Alliance Resource Partners (NASDAQ: ARLP) reported first quarter 2025 financial results showing continued adaptation in a challenging energy market. Total revenues decreased to $540.5 million, a 17.1% decline compared to the same period in 2024, primarily attributed to reduced coal sales volumes.

Coal sales volumes dropped 10.4% year-over-year to 7.8 million tons, with pricing declining 6.9% to $60.29 per ton. The Illinois Basin segment experienced a 6.1% volume reduction, while Appalachia coal sales volumes declined more significantly by 22.7%, primarily due to challenging mining conditions.

Despite these challenges, the company demonstrated financial resilience. Adjusted EBITDA increased 29.0% sequentially to $159.9 million, and net income, while lower at $74.0 million compared to $158.1 million in the previous year, benefited from reduced operating expenses.

The company's oil and gas royalty business provided additional revenue stability, with total royalty revenues reaching $52.7 million, representing a 6.0% year-over-year decline.
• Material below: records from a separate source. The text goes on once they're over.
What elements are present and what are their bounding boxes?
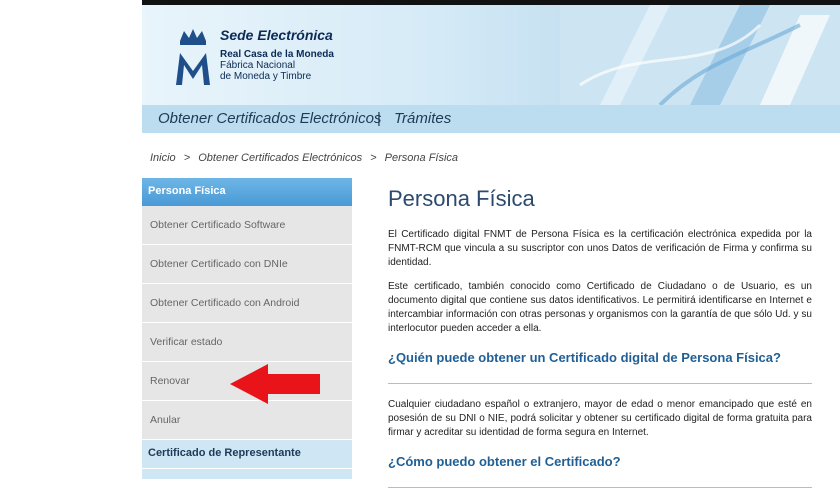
sidebar-section-next[interactable]: [142, 469, 352, 479]
brand-block: Sede Electrónica Real Casa de la Moneda …: [220, 27, 334, 82]
heading-como-obtener[interactable]: ¿Cómo puedo obtener el Certificado?: [388, 454, 812, 469]
page-title: Persona Física: [388, 186, 535, 211]
sidebar-section-representante[interactable]: Certificado de Representante: [142, 440, 352, 469]
sidebar-item-android[interactable]: Obtener Certificado con Android: [142, 284, 352, 323]
nav-obtener-certificados[interactable]: Obtener Certificados Electrónicos: [158, 110, 381, 127]
header-decoration: [560, 5, 840, 105]
site-title[interactable]: Sede Electrónica: [220, 27, 334, 43]
sidebar-section-persona-fisica[interactable]: Persona Física: [142, 178, 352, 206]
intro-paragraph: El Certificado digital FNMT de Persona F…: [388, 229, 812, 268]
left-arrow-annotation-icon: [230, 364, 320, 404]
sidebar-item-software[interactable]: Obtener Certificado Software: [142, 206, 352, 245]
breadcrumb-separator: >: [370, 152, 377, 164]
site-header: Sede Electrónica Real Casa de la Moneda …: [142, 5, 840, 105]
divider: [388, 383, 812, 384]
nav-tramites[interactable]: Trámites: [394, 110, 451, 127]
main-content: Persona Física El Certificado digital FN…: [388, 180, 812, 502]
sidebar-item-dnie[interactable]: Obtener Certificado con DNIe: [142, 245, 352, 284]
org-line2: Fábrica Nacional: [220, 60, 296, 71]
breadcrumb: Inicio > Obtener Certificados Electrónic…: [150, 152, 463, 164]
org-name: Real Casa de la Moneda: [220, 49, 334, 60]
org-line3: de Moneda y Timbre: [220, 71, 312, 82]
crown-m-logo-icon[interactable]: [172, 27, 214, 87]
eligibility-paragraph: Cualquier ciudadano español o extranjero…: [388, 399, 812, 438]
description-paragraph: Este certificado, también conocido como …: [388, 281, 812, 334]
breadcrumb-inicio[interactable]: Inicio: [150, 152, 176, 164]
sidebar-item-anular[interactable]: Anular: [142, 401, 352, 440]
divider: [388, 487, 812, 488]
sidebar-item-verificar[interactable]: Verificar estado: [142, 323, 352, 362]
sidebar: Persona Física Obtener Certificado Softw…: [142, 178, 352, 480]
heading-quien-puede[interactable]: ¿Quién puede obtener un Certificado digi…: [388, 350, 812, 365]
breadcrumb-obtener[interactable]: Obtener Certificados Electrónicos: [198, 152, 362, 164]
main-nav: Obtener Certificados Electrónicos | Trám…: [142, 105, 840, 133]
breadcrumb-separator: >: [183, 152, 191, 164]
breadcrumb-current: Persona Física: [384, 152, 459, 164]
nav-separator: |: [377, 110, 381, 127]
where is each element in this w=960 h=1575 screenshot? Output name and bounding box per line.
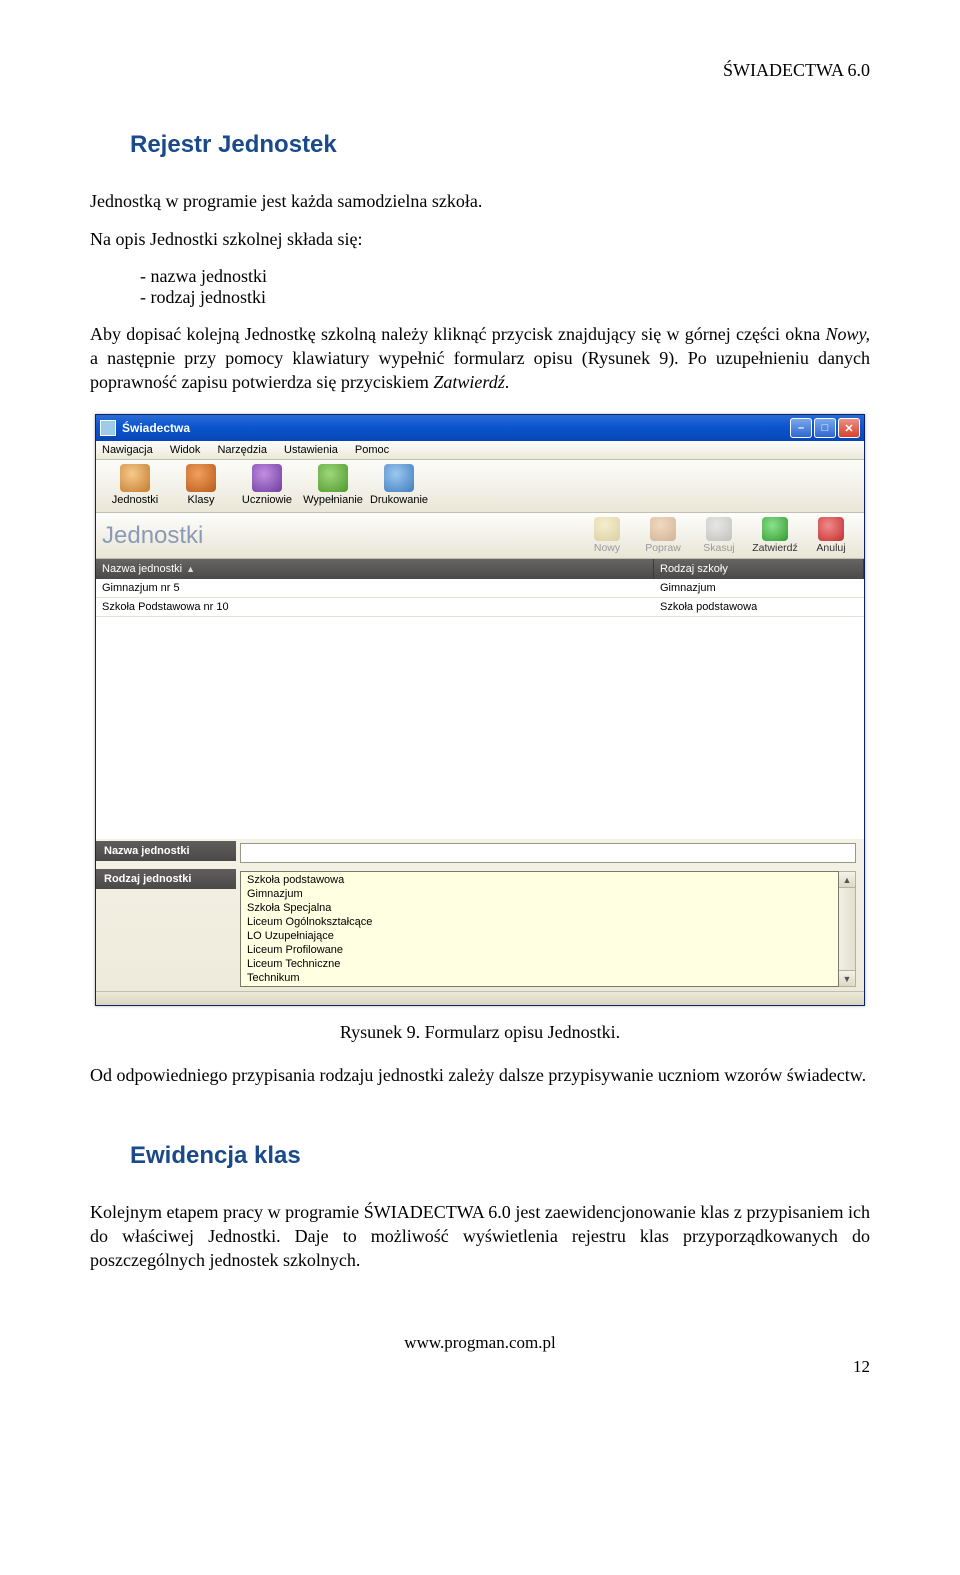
action-anuluj[interactable]: Anuluj: [804, 515, 858, 556]
cell-nazwa: Gimnazjum nr 5: [96, 579, 654, 597]
form-area: Nazwa jednostki Rodzaj jednostki Szkoła …: [96, 839, 864, 991]
nav-wypelnianie[interactable]: Wypełnianie: [300, 464, 366, 506]
list-option[interactable]: Szkoła podstawowa: [241, 873, 838, 887]
italic-zatwierdz: Zatwierdź: [433, 372, 504, 392]
form-label-nazwa: Nazwa jednostki: [96, 841, 236, 861]
people-group-icon: [252, 464, 282, 492]
list-option[interactable]: Technikum: [241, 971, 838, 985]
heading-ewidencja-klas: Ewidencja klas: [130, 1142, 870, 1170]
para-opis-lead: Na opis Jednostki szkolnej składa się:: [90, 227, 870, 251]
list-option[interactable]: LO Uzupełniające: [241, 929, 838, 943]
nav-klasy[interactable]: Klasy: [168, 464, 234, 506]
table-row[interactable]: Gimnazjum nr 5 Gimnazjum: [96, 579, 864, 598]
edit-icon: [650, 517, 676, 541]
action-popraw[interactable]: Popraw: [636, 515, 690, 556]
cell-rodzaj: Szkoła podstawowa: [654, 598, 864, 616]
list-option[interactable]: Liceum Techniczne: [241, 957, 838, 971]
window-minimize-button[interactable]: –: [790, 418, 812, 438]
para-fragment: Aby dopisać kolejną Jednostkę szkolną na…: [90, 324, 825, 344]
menu-bar: Nawigacja Widok Narzędzia Ustawienia Pom…: [96, 441, 864, 460]
nav-label: Wypełnianie: [300, 494, 366, 506]
para-fragment: .: [505, 372, 510, 392]
nav-drukowanie[interactable]: Drukowanie: [366, 464, 432, 506]
grid-header: Nazwa jednostki ▲ Rodzaj szkoły: [96, 559, 864, 579]
check-circle-icon: [762, 517, 788, 541]
nav-label: Klasy: [168, 494, 234, 506]
action-label: Zatwierdź: [748, 542, 802, 554]
action-zatwierdz[interactable]: Zatwierdź: [748, 515, 802, 556]
heading-rejestr-jednostek: Rejestr Jednostek: [130, 131, 870, 159]
nav-label: Jednostki: [102, 494, 168, 506]
action-label: Skasuj: [692, 542, 746, 554]
scroll-track[interactable]: [839, 888, 855, 970]
para-intro: Jednostką w programie jest każda samodzi…: [90, 189, 870, 213]
window-status-bar: [96, 991, 864, 1005]
bullet-item: rodzaj jednostki: [140, 287, 870, 308]
listbox-scrollbar[interactable]: ▲ ▼: [839, 871, 856, 987]
menu-item-pomoc[interactable]: Pomoc: [355, 444, 389, 456]
list-option[interactable]: Gimnazjum: [241, 887, 838, 901]
rodzaj-listbox[interactable]: Szkoła podstawowa Gimnazjum Szkoła Specj…: [240, 871, 839, 987]
window-maximize-button[interactable]: □: [814, 418, 836, 438]
app-icon: [100, 420, 116, 436]
footer-url: www.progman.com.pl: [90, 1333, 870, 1353]
action-label: Anuluj: [804, 542, 858, 554]
action-skasuj[interactable]: Skasuj: [692, 515, 746, 556]
menu-item-nawigacja[interactable]: Nawigacja: [102, 444, 153, 456]
window-titlebar: Świadectwa – □ ✕: [96, 415, 864, 441]
bullet-item: nazwa jednostki: [140, 266, 870, 287]
list-option[interactable]: Liceum Profilowane: [241, 943, 838, 957]
para-kolejnym-etapem: Kolejnym etapem pracy w programie ŚWIADE…: [90, 1200, 870, 1273]
document-new-icon: [594, 517, 620, 541]
grid-col-nazwa[interactable]: Nazwa jednostki ▲: [96, 559, 654, 579]
form-fill-icon: [318, 464, 348, 492]
section-title: Jednostki: [102, 522, 580, 550]
nav-label: Uczniowie: [234, 494, 300, 506]
figure-caption: Rysunek 9. Formularz opisu Jednostki.: [90, 1022, 870, 1043]
menu-item-narzedzia[interactable]: Narzędzia: [217, 444, 267, 456]
menu-item-ustawienia[interactable]: Ustawienia: [284, 444, 338, 456]
action-label: Nowy: [580, 542, 634, 554]
building-icon: [120, 464, 150, 492]
nazwa-input[interactable]: [240, 843, 856, 863]
app-window: Świadectwa – □ ✕ Nawigacja Widok Narzędz…: [95, 414, 865, 1006]
col-label: Nazwa jednostki: [102, 563, 182, 575]
form-label-rodzaj: Rodzaj jednostki: [96, 869, 236, 889]
cell-rodzaj: Gimnazjum: [654, 579, 864, 597]
sort-asc-icon: ▲: [186, 564, 195, 574]
para-aby-dopisac: Aby dopisać kolejną Jednostkę szkolną na…: [90, 322, 870, 395]
section-header: Jednostki Nowy Popraw Skasuj: [96, 513, 864, 559]
grid-col-rodzaj[interactable]: Rodzaj szkoły: [654, 559, 864, 579]
people-icon: [186, 464, 216, 492]
nav-toolbar: Jednostki Klasy Uczniowie Wypełnianie Dr…: [96, 460, 864, 513]
action-nowy[interactable]: Nowy: [580, 515, 634, 556]
cancel-circle-icon: [818, 517, 844, 541]
page-number: 12: [90, 1357, 870, 1377]
nav-label: Drukowanie: [366, 494, 432, 506]
page-header-right: ŚWIADECTWA 6.0: [90, 60, 870, 81]
action-label: Popraw: [636, 542, 690, 554]
grid-body: Gimnazjum nr 5 Gimnazjum Szkoła Podstawo…: [96, 579, 864, 839]
printer-icon: [384, 464, 414, 492]
nav-jednostki[interactable]: Jednostki: [102, 464, 168, 506]
list-option[interactable]: Liceum Ogólnokształcące: [241, 915, 838, 929]
scroll-up-icon[interactable]: ▲: [839, 872, 855, 888]
trash-icon: [706, 517, 732, 541]
nav-uczniowie[interactable]: Uczniowie: [234, 464, 300, 506]
window-title: Świadectwa: [122, 421, 790, 435]
list-option[interactable]: Szkoła Specjalna: [241, 901, 838, 915]
window-close-button[interactable]: ✕: [838, 418, 860, 438]
italic-nowy: Nowy,: [825, 324, 870, 344]
cell-nazwa: Szkoła Podstawowa nr 10: [96, 598, 654, 616]
opis-bullet-list: nazwa jednostki rodzaj jednostki: [90, 266, 870, 308]
menu-item-widok[interactable]: Widok: [170, 444, 201, 456]
para-od-odpowiedniego: Od odpowiedniego przypisania rodzaju jed…: [90, 1063, 870, 1087]
table-row[interactable]: Szkoła Podstawowa nr 10 Szkoła podstawow…: [96, 598, 864, 617]
scroll-down-icon[interactable]: ▼: [839, 970, 855, 986]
The firm maintained a strong liquidity position, ending the quarter with $514.3 million in total liquidity, including $81.3 million in cash.

Alliance Resource Partners remains optimistic about its fiscal year 2025 outlook, anticipating higher domestic sales volumes and operational cost efficiencies. The company continues to maintain its quarterly cash distribution of $0.70 per unit, demonstrating confidence in its financial strategy.